DreamWorks Animation

"The Wild Robot" has hit theaters at the dawn of awards season, and it would be a real shock if it didn't get at least a nomination for Best Animated Feature at the 97th Academy Awards. The Oscar buzz started in April, not long after the last Oscars ceremony, when footage from "The Wild Robot" screened at CinemaCon. Deadline reported one studio executive, who had seen the entire film, saying that "he cried all the way through the last hour." 

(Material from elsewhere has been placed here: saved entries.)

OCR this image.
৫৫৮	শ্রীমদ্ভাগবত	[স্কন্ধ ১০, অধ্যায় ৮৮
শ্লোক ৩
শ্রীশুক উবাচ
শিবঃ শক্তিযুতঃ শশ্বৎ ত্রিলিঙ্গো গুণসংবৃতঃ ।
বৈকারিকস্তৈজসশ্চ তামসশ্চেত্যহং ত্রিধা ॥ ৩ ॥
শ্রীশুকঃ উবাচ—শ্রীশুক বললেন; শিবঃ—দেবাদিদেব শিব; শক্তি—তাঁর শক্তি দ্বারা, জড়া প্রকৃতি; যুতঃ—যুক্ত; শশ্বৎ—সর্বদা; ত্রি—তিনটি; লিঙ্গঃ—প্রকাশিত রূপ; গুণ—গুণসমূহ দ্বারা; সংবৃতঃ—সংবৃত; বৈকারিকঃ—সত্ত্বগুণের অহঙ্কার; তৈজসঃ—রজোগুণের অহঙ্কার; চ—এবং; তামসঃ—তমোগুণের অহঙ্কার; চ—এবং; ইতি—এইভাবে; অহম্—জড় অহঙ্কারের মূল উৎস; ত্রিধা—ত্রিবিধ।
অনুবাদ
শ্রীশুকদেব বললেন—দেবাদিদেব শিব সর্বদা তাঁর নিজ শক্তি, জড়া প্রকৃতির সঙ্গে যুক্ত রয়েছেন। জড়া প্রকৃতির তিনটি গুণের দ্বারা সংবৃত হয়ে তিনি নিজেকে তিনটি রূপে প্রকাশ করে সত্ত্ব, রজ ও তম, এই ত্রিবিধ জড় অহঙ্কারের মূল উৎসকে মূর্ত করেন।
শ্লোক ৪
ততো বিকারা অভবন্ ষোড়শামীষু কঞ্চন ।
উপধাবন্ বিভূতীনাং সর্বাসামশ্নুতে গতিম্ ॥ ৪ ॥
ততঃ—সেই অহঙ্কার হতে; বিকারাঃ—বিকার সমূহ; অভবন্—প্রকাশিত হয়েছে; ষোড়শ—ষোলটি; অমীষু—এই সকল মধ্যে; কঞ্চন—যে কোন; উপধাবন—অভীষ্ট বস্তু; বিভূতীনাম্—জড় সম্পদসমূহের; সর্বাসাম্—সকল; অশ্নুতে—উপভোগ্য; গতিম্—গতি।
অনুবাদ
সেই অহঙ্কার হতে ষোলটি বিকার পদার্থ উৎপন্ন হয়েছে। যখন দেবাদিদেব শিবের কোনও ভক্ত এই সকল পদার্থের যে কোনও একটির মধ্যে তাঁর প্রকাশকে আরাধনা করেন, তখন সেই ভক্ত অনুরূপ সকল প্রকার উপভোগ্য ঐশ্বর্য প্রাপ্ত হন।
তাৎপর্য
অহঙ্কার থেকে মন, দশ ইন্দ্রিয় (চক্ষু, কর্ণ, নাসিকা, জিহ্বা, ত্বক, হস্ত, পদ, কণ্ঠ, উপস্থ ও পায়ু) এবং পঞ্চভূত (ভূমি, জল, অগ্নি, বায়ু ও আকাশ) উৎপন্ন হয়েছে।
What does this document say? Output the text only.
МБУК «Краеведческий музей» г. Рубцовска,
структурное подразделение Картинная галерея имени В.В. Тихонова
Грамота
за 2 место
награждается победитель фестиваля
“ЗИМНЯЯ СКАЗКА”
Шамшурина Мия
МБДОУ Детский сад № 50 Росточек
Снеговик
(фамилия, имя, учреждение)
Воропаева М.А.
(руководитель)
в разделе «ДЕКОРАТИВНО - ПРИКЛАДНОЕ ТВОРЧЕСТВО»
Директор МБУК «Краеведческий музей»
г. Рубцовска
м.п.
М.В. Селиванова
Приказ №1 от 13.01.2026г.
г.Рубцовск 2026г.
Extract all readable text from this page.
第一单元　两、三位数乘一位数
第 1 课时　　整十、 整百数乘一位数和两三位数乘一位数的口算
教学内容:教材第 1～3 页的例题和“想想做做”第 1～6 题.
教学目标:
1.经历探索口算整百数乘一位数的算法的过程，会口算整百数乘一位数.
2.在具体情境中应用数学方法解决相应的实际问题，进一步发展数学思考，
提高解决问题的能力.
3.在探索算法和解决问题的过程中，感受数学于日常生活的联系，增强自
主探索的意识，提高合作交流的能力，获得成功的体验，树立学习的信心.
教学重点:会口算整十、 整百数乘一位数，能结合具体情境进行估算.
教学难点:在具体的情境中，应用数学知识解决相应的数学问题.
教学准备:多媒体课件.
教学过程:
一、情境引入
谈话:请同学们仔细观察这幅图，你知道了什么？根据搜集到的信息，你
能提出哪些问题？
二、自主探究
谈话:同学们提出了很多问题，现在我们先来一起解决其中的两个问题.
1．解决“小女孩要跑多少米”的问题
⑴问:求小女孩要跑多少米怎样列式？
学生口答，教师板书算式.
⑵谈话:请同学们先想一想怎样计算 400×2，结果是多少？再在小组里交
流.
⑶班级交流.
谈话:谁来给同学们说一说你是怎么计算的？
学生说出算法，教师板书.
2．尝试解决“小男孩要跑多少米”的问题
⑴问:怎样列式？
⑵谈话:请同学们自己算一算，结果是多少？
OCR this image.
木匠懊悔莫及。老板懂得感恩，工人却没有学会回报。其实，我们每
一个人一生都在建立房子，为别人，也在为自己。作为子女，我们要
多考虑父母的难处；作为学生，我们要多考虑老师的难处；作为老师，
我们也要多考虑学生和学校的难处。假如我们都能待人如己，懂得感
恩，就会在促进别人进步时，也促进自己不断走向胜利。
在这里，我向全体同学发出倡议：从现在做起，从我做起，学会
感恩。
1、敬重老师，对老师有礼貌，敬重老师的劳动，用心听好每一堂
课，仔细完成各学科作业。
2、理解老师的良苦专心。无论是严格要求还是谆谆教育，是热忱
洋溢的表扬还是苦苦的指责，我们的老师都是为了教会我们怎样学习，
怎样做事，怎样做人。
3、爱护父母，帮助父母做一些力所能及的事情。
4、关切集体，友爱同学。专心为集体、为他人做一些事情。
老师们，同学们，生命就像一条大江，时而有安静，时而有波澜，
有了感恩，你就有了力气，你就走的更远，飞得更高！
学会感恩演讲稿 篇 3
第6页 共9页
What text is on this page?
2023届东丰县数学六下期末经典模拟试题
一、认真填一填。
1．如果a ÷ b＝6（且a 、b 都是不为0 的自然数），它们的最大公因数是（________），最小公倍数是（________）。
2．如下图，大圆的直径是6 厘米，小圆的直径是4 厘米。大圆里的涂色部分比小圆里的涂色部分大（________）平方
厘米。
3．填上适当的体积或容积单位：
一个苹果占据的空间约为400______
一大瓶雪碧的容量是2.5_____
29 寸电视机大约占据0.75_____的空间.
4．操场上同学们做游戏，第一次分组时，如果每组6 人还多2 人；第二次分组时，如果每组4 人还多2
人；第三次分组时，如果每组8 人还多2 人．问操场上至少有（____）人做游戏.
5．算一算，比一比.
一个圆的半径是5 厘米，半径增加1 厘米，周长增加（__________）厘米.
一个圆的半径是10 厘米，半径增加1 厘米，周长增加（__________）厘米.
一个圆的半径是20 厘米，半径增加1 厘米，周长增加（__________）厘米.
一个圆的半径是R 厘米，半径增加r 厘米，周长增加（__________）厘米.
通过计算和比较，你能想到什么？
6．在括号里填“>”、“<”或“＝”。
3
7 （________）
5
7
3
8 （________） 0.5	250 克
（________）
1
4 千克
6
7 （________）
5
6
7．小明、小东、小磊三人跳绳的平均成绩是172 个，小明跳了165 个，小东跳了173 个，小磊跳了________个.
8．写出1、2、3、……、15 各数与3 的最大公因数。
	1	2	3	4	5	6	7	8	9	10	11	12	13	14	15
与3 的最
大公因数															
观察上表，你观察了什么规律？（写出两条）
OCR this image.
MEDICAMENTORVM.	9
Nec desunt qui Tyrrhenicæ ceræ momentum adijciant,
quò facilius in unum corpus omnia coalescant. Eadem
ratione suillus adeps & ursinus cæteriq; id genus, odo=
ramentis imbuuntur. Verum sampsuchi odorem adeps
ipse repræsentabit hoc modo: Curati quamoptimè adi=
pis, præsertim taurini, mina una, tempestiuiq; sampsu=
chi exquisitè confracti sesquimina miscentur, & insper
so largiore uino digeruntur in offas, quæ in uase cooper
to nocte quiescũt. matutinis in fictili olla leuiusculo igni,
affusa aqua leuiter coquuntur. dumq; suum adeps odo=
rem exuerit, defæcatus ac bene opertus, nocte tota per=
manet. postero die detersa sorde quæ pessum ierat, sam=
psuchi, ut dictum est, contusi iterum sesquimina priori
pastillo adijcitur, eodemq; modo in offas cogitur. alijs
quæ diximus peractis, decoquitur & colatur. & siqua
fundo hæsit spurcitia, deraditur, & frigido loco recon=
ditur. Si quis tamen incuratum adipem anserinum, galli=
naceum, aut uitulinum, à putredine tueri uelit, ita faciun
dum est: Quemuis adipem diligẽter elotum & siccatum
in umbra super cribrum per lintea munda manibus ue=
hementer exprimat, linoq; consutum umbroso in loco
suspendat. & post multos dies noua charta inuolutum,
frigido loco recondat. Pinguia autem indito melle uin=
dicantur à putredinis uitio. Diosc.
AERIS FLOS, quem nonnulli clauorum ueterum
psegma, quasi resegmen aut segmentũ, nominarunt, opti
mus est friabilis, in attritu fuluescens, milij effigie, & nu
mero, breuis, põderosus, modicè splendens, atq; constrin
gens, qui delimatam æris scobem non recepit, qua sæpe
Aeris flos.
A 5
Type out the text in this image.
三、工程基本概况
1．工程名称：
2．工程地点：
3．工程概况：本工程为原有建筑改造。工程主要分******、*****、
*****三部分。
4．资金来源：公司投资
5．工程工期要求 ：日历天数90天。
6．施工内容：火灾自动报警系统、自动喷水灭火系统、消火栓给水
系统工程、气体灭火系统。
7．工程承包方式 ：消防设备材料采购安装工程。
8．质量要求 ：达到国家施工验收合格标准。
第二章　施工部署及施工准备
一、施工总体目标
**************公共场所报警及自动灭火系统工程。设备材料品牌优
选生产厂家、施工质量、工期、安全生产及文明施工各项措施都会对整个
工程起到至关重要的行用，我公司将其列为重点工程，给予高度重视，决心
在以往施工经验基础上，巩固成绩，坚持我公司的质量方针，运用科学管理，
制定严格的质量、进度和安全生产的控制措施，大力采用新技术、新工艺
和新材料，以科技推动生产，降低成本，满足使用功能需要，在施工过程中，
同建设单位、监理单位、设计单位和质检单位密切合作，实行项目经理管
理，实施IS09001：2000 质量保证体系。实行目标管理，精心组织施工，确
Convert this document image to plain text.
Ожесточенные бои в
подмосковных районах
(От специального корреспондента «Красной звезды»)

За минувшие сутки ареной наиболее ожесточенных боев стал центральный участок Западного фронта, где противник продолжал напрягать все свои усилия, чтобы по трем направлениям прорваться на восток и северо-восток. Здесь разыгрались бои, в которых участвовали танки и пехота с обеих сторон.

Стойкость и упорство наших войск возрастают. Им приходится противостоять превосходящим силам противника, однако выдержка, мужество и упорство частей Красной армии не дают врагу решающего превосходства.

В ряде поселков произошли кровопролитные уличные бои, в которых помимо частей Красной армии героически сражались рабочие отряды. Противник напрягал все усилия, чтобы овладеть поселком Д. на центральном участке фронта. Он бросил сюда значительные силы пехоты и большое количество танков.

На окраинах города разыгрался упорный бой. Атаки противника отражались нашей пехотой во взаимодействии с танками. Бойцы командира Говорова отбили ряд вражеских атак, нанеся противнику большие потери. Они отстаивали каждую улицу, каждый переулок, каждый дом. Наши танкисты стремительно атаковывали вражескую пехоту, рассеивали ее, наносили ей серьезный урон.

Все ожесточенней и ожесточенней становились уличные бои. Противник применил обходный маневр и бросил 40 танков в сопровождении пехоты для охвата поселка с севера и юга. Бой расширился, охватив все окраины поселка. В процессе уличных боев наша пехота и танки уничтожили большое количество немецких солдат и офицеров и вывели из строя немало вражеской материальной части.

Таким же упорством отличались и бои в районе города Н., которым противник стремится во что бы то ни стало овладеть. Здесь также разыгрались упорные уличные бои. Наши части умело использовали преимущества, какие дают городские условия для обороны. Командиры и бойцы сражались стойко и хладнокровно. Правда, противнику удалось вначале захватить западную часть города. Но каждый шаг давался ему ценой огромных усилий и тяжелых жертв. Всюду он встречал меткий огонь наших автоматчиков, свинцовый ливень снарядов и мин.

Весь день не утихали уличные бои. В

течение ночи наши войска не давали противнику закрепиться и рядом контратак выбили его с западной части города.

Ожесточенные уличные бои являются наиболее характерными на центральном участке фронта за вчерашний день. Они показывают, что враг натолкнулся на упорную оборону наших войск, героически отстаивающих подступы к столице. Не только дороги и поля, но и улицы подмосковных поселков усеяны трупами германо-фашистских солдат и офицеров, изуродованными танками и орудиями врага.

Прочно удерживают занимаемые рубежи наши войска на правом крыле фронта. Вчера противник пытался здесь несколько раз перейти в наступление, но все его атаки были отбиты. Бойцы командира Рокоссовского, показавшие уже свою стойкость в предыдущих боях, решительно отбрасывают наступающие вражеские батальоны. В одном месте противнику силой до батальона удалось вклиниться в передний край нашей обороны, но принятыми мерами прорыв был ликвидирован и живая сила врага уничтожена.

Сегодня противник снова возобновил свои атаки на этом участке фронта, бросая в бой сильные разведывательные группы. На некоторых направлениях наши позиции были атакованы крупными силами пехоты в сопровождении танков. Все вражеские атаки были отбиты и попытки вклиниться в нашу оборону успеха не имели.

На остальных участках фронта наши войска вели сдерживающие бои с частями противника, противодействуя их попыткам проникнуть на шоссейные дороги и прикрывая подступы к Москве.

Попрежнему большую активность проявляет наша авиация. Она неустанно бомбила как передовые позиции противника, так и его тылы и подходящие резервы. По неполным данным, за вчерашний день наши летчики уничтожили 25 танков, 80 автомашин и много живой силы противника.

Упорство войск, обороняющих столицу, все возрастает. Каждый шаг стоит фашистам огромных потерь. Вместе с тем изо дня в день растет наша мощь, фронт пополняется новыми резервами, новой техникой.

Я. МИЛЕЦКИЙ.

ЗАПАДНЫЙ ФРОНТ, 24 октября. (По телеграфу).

At the time that could have just been dismissed as a PR exaggeration, but now both critics and casual moviegoers have confirmed that a pack of tissues is a necessary precaution for seeing "The Wild Robot." That doesn't mean this is a downer movie, though. By the sounds of it, it's an emotional rollercoaster that hits on a lot of themes that tend to make people well up, including: robots learning to have human emotions, adorable animals in peril, and unlikely adoptive parents of quirky orphans (naturally, Pedro Pascal is in the voice cast). 

"The Wild Robot" director Christopher Sanders already has three Oscar nominations under his belt, for "Lilo & Stitch," "How to Train Your Dragon," and "The Croods." Could this be the contender that finally brings home the gold?